In short, Switzerland-based FreeBay is a company that incorporates its own Blockchain technology, with its own SAFE Crypto Coin (based on V999 technology), and allows its members to transfer their FIAT assets to Gold Bullion, eliminating the need to involve any BANK. .

V999: Digital gold powered by blockchain; a digital token, backed by physical gold V999 Gold (V999) is a digital asset. Each token is supported by a tenth of a gram fine gold bar, stored in the vaults. If you own V999, you own the underlying physical gold, held. Additionally, FreeBay members can purchase packages that include powerful AI-based trading robots.

So now, not only can you achieve full independence from a standard BANK, but you can also trade, like banks, your digital gold assets, in the form of Crypto V999 tokens, on the OVERNIGHT systems, only now you, the asset holder, get the rewards, not the banks.

But there is even another great advantage in trading V999 tokens. How would the generic owner of the token, so like banks, every time it is traded (i.e. a V999 token is sold), for example to buy Bitcoin or any other Crypto currency, a Transaction Fee is charged. Each time a transaction is made, the generic owner of the V999 token receives a small percentage of this fee.

Please note that once a trade is made and a V999 token is sold, in exchange for eg Bitcoin, or any other cryptocurrency, a small percentage of this Transaction Fee is paid to the GENERIC OWNER of that witness (ie YOU).
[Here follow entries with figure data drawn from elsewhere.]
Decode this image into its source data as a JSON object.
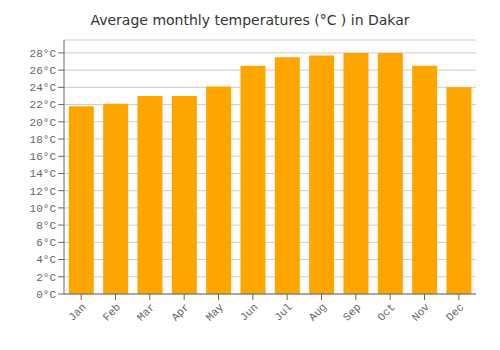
{
  "chart_data": {
    "type": "bar",
    "title": "Average monthly temperatures (°C ) in Dakar",
    "categories": [
      "Jan",
      "Feb",
      "Mar",
      "Apr",
      "May",
      "Jun",
      "Jul",
      "Aug",
      "Sep",
      "Oct",
      "Nov",
      "Dec"
    ],
    "values": [
      21.8,
      22.1,
      23.0,
      23.0,
      24.1,
      26.5,
      27.5,
      27.7,
      28.0,
      28.0,
      26.5,
      24.0
    ],
    "color": "#FFA500",
    "ylim": [
      0,
      29.5
    ],
    "yticks": [
      {
        "value": 0,
        "label": "0°C"
      },
      {
        "value": 2,
        "label": "2°C"
      },
      {
        "value": 4,
        "label": "4°C"
      },
      {
        "value": 6,
        "label": "6°C"
      },
      {
        "value": 8,
        "label": "8°C"
      },
      {
        "value": 10,
        "label": "10°C"
      },
      {
        "value": 12,
        "label": "12°C"
      },
      {
        "value": 14,
        "label": "14°C"
      },
      {
        "value": 16,
        "label": "16°C"
      },
      {
        "value": 18,
        "label": "18°C"
      },
      {
        "value": 20,
        "label": "20°C"
      },
      {
        "value": 22,
        "label": "22°C"
      },
      {
        "value": 24,
        "label": "24°C"
      },
      {
        "value": 26,
        "label": "26°C"
      },
      {
        "value": 28,
        "label": "28°C"
      }
    ],
    "grid": true
  }
}
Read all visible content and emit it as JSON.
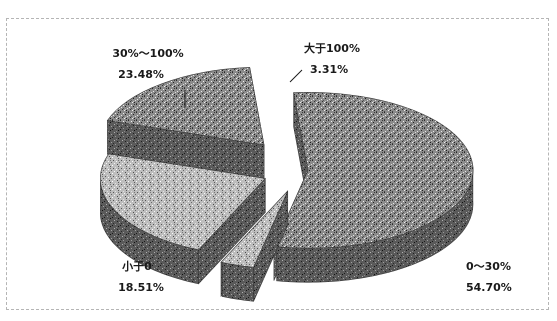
{
  "chart_data": {
    "type": "pie",
    "style": "3d-exploded",
    "title": "",
    "categories": [
      "0～30%",
      "大于100%",
      "30%～100%",
      "小于0"
    ],
    "values": [
      54.7,
      3.31,
      23.48,
      18.51
    ],
    "value_labels": [
      "54.70%",
      "3.31%",
      "23.48%",
      "18.51%"
    ],
    "fill": "speckled-gray",
    "legend": "none"
  }
}
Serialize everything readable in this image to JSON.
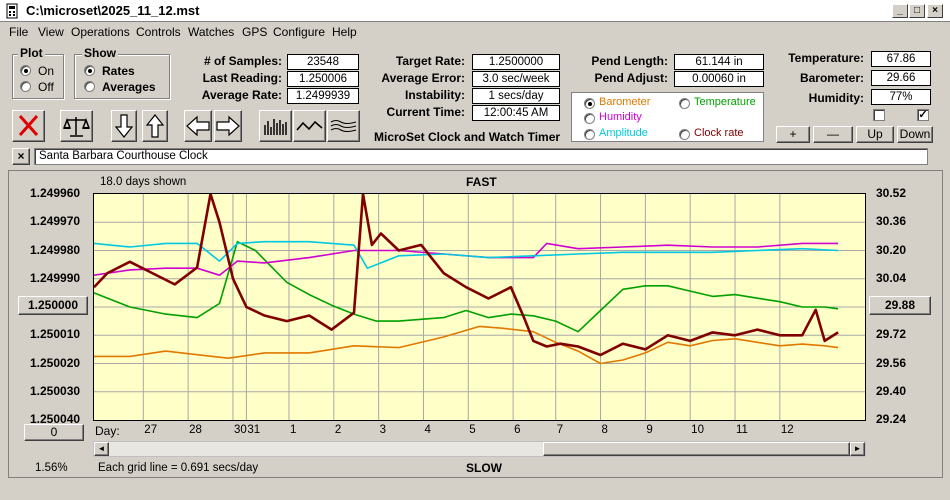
{
  "window": {
    "title": "C:\\microset\\2025_11_12.mst",
    "minimize": "_",
    "maximize": "□",
    "close": "×"
  },
  "menu": [
    "File",
    "View",
    "Operations",
    "Controls",
    "Watches",
    "GPS",
    "Configure",
    "Help"
  ],
  "plot_group": {
    "label": "Plot",
    "options": [
      "On",
      "Off"
    ],
    "selected": "On"
  },
  "show_group": {
    "label": "Show",
    "options": [
      "Rates",
      "Averages"
    ],
    "selected": "Rates"
  },
  "stats": {
    "samples_label": "# of Samples:",
    "samples": "23548",
    "last_reading_label": "Last Reading:",
    "last_reading": "1.250006",
    "average_rate_label": "Average Rate:",
    "average_rate": "1.2499939",
    "target_rate_label": "Target Rate:",
    "target_rate": "1.2500000",
    "average_error_label": "Average Error:",
    "average_error": "3.0 sec/week",
    "instability_label": "Instability:",
    "instability": "1 secs/day",
    "current_time_label": "Current Time:",
    "current_time": "12:00:45 AM",
    "pend_length_label": "Pend Length:",
    "pend_length": "61.144 in",
    "pend_adjust_label": "Pend Adjust:",
    "pend_adjust": "0.00060 in",
    "temperature_label": "Temperature:",
    "temperature": "67.86",
    "barometer_label": "Barometer:",
    "barometer": "29.66",
    "humidity_label": "Humidity:",
    "humidity": "77%"
  },
  "app_caption": "MicroSet Clock and Watch Timer",
  "sensor_select": {
    "selected": "Barometer",
    "options": [
      {
        "label": "Barometer",
        "color": "#e07800"
      },
      {
        "label": "Temperature",
        "color": "#00a000"
      },
      {
        "label": "Humidity",
        "color": "#d000d0"
      },
      {
        "label": "Amplitude",
        "color": "#00c8e0"
      },
      {
        "label": "Clock rate",
        "color": "#800000"
      }
    ]
  },
  "checkboxes": {
    "first_checked": false,
    "second_checked": true
  },
  "scale_buttons": [
    "+",
    "—",
    "Up",
    "Down"
  ],
  "clock_name": "Santa Barbara Courthouse Clock",
  "clock_close": "×",
  "toolbar_icons": [
    "close-x-icon",
    "balance-scale-icon",
    "arrow-down-icon",
    "arrow-up-icon",
    "arrow-left-icon",
    "arrow-right-icon",
    "bar-chart-icon",
    "line-wave-icon",
    "multi-wave-icon"
  ],
  "chart_texts": {
    "days_shown": "18.0 days shown",
    "fast": "FAST",
    "slow": "SLOW",
    "grid_note": "Each grid line = 0.691 secs/day",
    "percent": "1.56%",
    "day_label": "Day:",
    "left_center_button": "1.250000",
    "right_center_button": "29.88",
    "left_bottom_button": "0",
    "scroll_left": "◄",
    "scroll_right": "►"
  },
  "chart_data": {
    "type": "line",
    "left_axis": {
      "ticks": [
        "1.249960",
        "1.249970",
        "1.249980",
        "1.249990",
        "1.250000",
        "1.250010",
        "1.250020",
        "1.250030",
        "1.250040"
      ],
      "range": [
        1.24996,
        1.25004
      ],
      "inverted": true
    },
    "right_axis": {
      "ticks": [
        "30.52",
        "30.36",
        "30.20",
        "30.04",
        "29.88",
        "29.72",
        "29.56",
        "29.40",
        "29.24"
      ],
      "range": [
        30.52,
        29.24
      ]
    },
    "day_ticks": [
      {
        "label": "27",
        "day": 0.3
      },
      {
        "label": "28",
        "day": 1.3
      },
      {
        "label": "30",
        "day": 2.3
      },
      {
        "label": "31",
        "day": 2.6
      },
      {
        "label": "1",
        "day": 3.55
      },
      {
        "label": "2",
        "day": 4.55
      },
      {
        "label": "3",
        "day": 5.55
      },
      {
        "label": "4",
        "day": 6.55
      },
      {
        "label": "5",
        "day": 7.55
      },
      {
        "label": "6",
        "day": 8.55
      },
      {
        "label": "7",
        "day": 9.5
      },
      {
        "label": "8",
        "day": 10.5
      },
      {
        "label": "9",
        "day": 11.5
      },
      {
        "label": "10",
        "day": 12.5
      },
      {
        "label": "11",
        "day": 13.5
      },
      {
        "label": "12",
        "day": 14.5
      }
    ],
    "day_range": [
      -0.8,
      16.4
    ],
    "series": [
      {
        "name": "Barometer",
        "axis": "right",
        "color": "#e07800",
        "x": [
          -0.8,
          0.0,
          0.8,
          1.5,
          2.2,
          3.0,
          4.0,
          5.0,
          6.0,
          7.0,
          7.8,
          8.3,
          9.0,
          9.5,
          10.0,
          10.5,
          11.0,
          11.5,
          12.0,
          12.5,
          13.0,
          13.5,
          14.0,
          14.5,
          15.0,
          15.5,
          15.8
        ],
        "values": [
          29.6,
          29.6,
          29.63,
          29.61,
          29.59,
          29.62,
          29.62,
          29.66,
          29.65,
          29.71,
          29.77,
          29.76,
          29.74,
          29.68,
          29.63,
          29.56,
          29.58,
          29.62,
          29.68,
          29.66,
          29.69,
          29.7,
          29.68,
          29.66,
          29.67,
          29.66,
          29.65
        ]
      },
      {
        "name": "Temperature",
        "axis": "right",
        "color": "#00a000",
        "x": [
          -0.8,
          0.0,
          0.8,
          1.5,
          2.0,
          2.4,
          2.8,
          3.5,
          4.0,
          4.5,
          5.0,
          5.5,
          6.0,
          7.0,
          7.5,
          8.0,
          8.5,
          9.0,
          9.5,
          10.0,
          10.5,
          11.0,
          11.5,
          12.0,
          12.5,
          13.0,
          13.5,
          14.0,
          14.5,
          15.0,
          15.5,
          15.8
        ],
        "values": [
          29.96,
          29.88,
          29.84,
          29.82,
          29.9,
          30.25,
          30.2,
          30.02,
          29.95,
          29.89,
          29.84,
          29.8,
          29.8,
          29.82,
          29.86,
          29.82,
          29.84,
          29.83,
          29.8,
          29.74,
          29.86,
          29.98,
          30.0,
          30.0,
          29.97,
          29.94,
          29.95,
          29.93,
          29.91,
          29.88,
          29.88,
          29.87
        ]
      },
      {
        "name": "Humidity",
        "axis": "right",
        "color": "#d000d0",
        "x": [
          -0.8,
          0.0,
          0.8,
          1.5,
          2.0,
          2.4,
          3.0,
          4.0,
          5.0,
          6.0,
          7.0,
          8.0,
          9.0,
          9.3,
          10.0,
          11.0,
          12.0,
          13.0,
          14.0,
          15.0,
          15.8
        ],
        "values": [
          30.06,
          30.09,
          30.1,
          30.1,
          30.06,
          30.14,
          30.13,
          30.16,
          30.2,
          30.2,
          30.18,
          30.16,
          30.16,
          30.24,
          30.21,
          30.22,
          30.23,
          30.22,
          30.22,
          30.24,
          30.24
        ]
      },
      {
        "name": "Amplitude",
        "axis": "right",
        "color": "#00c8e0",
        "x": [
          -0.8,
          0.0,
          0.8,
          1.5,
          2.0,
          2.4,
          3.0,
          4.0,
          5.0,
          5.3,
          6.0,
          7.0,
          8.0,
          9.0,
          10.0,
          11.0,
          12.0,
          13.0,
          14.0,
          15.0,
          15.8
        ],
        "values": [
          30.24,
          30.22,
          30.24,
          30.24,
          30.14,
          30.24,
          30.25,
          30.25,
          30.23,
          30.1,
          30.17,
          30.18,
          30.16,
          30.17,
          30.18,
          30.19,
          30.19,
          30.19,
          30.2,
          30.21,
          30.2
        ]
      },
      {
        "name": "Clock rate",
        "axis": "left",
        "color": "#800000",
        "x": [
          -0.8,
          -0.5,
          0.0,
          0.5,
          1.0,
          1.5,
          1.8,
          2.0,
          2.3,
          2.6,
          3.0,
          3.5,
          4.0,
          4.5,
          5.0,
          5.2,
          5.4,
          5.6,
          6.0,
          6.5,
          7.0,
          7.5,
          8.0,
          8.5,
          8.8,
          9.0,
          9.3,
          9.6,
          10.0,
          10.5,
          11.0,
          11.5,
          12.0,
          12.5,
          13.0,
          13.5,
          14.0,
          14.5,
          15.0,
          15.3,
          15.5,
          15.8
        ],
        "values": [
          1.249993,
          1.249988,
          1.249984,
          1.249988,
          1.249992,
          1.249986,
          1.24996,
          1.24997,
          1.24999,
          1.25,
          1.250003,
          1.250005,
          1.250003,
          1.250008,
          1.250002,
          1.24996,
          1.249978,
          1.249974,
          1.24998,
          1.249978,
          1.249988,
          1.249993,
          1.249997,
          1.249993,
          1.250004,
          1.250012,
          1.250014,
          1.250013,
          1.250014,
          1.250017,
          1.250013,
          1.250015,
          1.25001,
          1.250012,
          1.250009,
          1.25001,
          1.250008,
          1.25001,
          1.25001,
          1.250001,
          1.250012,
          1.250009
        ]
      }
    ]
  }
}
As Freebay’s goal is to make V999 Token one of the most sought after secure Crypto Coins, even after your Token has been sold to another merchant, as you are still the Generic owner of token V999provided that such Token is traded by any other merchant, it is you, the generic owner of this token that receives the trading commission.

This could not only create a large passive income for you, for life, but it is Voluntary for your descendants, and not a conventional bank involved anywhere.

So, the more V999 tokens you buy and put into circulation, the bigger and better your residual income is, not only for your life, but probably for your dependents.